Once such a network has been defined, attempts at optimal routing can be made — for example finding the shortest (or fastest) path between a given pair of vertices such as an accident location and an ambulance station or stand-by point. However, as noted earlier in this Guide, street network and similar physical infrastructures do not necessarily satisfy the requirements of a full metric space, and it may be the case that some points are simply not reachable from others, or that optimal routing can only be approximated and/or remain difficult or impossible to prove to be optimal. Again, the criterion one adopts in such cases is fitness for purpose — best known approximations, which in some instances are provably within a certain closeness to optimal solutions, are often the options that have to be taken. These can then be evaluated against operational criteria (e.g. maximum acceptable time for an ambulance to arrive at an incident for 99.8% of call-outs) and the problem or criteria re-evaluated if such criteria cannot be met. One of the great advantages of many of the toolsets available is the ability to run ‘what if’ scenarios, experimenting with alternative constraints, flows, changes in demand or supply, etc., and evaluating the varying costs or times resultant on these variations. This information provides a form of sensitivity analysis, which may (for example) enable depot location decisions to be made taking into account variations in availability of suitable sites, access routes and labor, forecast temporal variations etc., within areas of broadly similar generalized costs.

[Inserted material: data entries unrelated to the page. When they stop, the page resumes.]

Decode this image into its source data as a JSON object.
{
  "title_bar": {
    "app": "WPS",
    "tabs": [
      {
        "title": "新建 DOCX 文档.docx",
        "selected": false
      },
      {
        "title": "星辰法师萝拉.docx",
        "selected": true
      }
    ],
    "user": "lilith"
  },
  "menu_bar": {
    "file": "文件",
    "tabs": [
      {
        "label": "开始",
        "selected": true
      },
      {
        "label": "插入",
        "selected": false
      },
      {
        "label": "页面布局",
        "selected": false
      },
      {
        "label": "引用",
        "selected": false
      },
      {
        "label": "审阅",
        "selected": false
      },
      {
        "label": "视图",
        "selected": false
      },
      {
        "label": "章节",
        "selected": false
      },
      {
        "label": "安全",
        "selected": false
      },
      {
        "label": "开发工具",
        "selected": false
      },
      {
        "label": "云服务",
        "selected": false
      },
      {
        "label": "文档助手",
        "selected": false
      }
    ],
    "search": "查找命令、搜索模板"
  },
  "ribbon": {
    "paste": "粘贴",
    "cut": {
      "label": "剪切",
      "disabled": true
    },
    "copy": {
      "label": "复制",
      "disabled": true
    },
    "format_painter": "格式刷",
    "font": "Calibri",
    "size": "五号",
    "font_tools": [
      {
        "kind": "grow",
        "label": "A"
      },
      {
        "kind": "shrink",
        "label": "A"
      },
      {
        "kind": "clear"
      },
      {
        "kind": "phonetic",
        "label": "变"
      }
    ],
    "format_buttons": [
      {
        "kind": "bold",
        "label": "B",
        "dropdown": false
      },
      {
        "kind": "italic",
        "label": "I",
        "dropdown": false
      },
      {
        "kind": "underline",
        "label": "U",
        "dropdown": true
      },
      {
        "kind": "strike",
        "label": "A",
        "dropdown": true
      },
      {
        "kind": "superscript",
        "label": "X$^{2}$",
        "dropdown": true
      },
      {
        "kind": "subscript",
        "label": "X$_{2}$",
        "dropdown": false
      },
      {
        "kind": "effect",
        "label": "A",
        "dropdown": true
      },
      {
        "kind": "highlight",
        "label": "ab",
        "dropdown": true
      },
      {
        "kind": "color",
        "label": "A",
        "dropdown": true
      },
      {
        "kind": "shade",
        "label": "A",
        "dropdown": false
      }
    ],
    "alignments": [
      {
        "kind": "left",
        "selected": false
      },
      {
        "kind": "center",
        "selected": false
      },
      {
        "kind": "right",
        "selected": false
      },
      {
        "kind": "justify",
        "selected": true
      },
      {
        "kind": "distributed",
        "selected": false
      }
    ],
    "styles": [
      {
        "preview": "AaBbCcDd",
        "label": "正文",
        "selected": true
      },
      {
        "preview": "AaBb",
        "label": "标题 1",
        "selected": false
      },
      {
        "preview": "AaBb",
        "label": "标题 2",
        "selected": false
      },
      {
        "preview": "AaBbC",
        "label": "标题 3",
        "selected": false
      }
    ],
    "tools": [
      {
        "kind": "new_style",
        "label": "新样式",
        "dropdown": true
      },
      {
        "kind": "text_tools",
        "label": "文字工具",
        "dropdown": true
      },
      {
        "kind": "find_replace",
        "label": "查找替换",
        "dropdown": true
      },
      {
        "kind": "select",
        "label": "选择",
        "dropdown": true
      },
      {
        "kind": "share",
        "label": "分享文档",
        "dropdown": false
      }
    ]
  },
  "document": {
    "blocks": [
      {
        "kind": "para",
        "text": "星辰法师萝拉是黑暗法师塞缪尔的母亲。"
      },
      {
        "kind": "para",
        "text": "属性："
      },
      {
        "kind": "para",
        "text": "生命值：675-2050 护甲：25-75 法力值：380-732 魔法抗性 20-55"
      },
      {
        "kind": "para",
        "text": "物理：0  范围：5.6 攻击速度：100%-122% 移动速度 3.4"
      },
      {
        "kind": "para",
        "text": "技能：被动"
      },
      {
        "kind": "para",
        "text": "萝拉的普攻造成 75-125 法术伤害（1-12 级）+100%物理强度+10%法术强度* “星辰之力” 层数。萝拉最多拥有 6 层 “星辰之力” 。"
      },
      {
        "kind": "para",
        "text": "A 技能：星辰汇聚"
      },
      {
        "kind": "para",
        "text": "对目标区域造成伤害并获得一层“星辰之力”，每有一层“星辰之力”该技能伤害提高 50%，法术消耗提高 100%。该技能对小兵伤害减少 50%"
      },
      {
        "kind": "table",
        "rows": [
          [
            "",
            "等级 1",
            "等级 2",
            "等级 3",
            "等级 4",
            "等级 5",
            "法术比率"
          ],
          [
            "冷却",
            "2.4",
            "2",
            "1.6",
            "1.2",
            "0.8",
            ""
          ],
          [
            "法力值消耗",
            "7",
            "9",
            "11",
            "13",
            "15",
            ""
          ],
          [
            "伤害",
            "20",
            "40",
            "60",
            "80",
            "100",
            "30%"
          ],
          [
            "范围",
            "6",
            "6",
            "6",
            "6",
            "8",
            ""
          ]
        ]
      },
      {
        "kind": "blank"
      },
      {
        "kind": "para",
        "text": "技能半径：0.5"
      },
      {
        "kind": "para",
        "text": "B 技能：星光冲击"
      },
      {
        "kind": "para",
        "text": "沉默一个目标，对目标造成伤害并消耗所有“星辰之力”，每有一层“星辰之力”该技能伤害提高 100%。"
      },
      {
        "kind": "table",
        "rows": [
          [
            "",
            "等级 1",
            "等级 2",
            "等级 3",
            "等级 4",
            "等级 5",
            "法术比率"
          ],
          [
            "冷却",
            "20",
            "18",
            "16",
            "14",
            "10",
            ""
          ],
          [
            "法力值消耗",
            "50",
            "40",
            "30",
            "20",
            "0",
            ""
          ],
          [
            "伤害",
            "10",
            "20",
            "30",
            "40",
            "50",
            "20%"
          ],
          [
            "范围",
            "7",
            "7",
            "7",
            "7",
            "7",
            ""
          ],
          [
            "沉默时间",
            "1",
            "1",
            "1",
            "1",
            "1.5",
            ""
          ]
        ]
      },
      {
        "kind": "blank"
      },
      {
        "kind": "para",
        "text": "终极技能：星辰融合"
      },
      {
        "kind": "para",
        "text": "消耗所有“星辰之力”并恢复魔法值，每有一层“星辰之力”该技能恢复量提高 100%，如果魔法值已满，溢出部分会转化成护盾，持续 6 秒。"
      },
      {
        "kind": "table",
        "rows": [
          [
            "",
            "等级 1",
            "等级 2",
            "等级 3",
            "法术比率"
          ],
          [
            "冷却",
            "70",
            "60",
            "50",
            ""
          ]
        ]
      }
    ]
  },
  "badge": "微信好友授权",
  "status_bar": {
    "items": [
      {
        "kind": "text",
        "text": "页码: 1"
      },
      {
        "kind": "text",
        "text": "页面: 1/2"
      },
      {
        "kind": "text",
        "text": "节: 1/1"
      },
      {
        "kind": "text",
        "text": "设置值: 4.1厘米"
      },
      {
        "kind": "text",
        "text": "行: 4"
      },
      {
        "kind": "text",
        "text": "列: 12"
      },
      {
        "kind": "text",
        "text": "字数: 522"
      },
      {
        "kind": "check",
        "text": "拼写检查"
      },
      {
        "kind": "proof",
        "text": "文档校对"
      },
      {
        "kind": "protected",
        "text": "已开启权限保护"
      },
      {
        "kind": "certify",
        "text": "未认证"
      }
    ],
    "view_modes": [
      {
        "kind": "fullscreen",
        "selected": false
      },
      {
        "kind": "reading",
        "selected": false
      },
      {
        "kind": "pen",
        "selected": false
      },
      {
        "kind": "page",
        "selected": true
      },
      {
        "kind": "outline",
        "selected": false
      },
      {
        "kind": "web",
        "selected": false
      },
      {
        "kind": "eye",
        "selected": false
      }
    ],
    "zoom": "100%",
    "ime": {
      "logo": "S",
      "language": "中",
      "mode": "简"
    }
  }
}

With pure point-based data no pre-existing network is assumed, and problems relate to determining the form of network (set of edges) or path that connects the point set in some particular manner. This assumes that either no underlying physical network exists and travel between vertices is possible and uniform across the plane or that an underlying transport infrastructure exists and is sufficiently fine and direct to allow its specific form to be ignored for the problem at hand. This latter assumption may or may not be entirely realistic, but has the advantage of enabling difficult problems to be addressed without the need for the additional burden of large numbers of network-based computations. Finally, depending on the problem being addressed, neither point (location) nor line (network) data are required — a pre-computed inter-point distance or cost matrix may be sufficient. However, this is not generally sufficient to re-construct a unique map of the locations, nor will real-world routes chosen be represented — only the sequence of links and associated distances/costs will be available.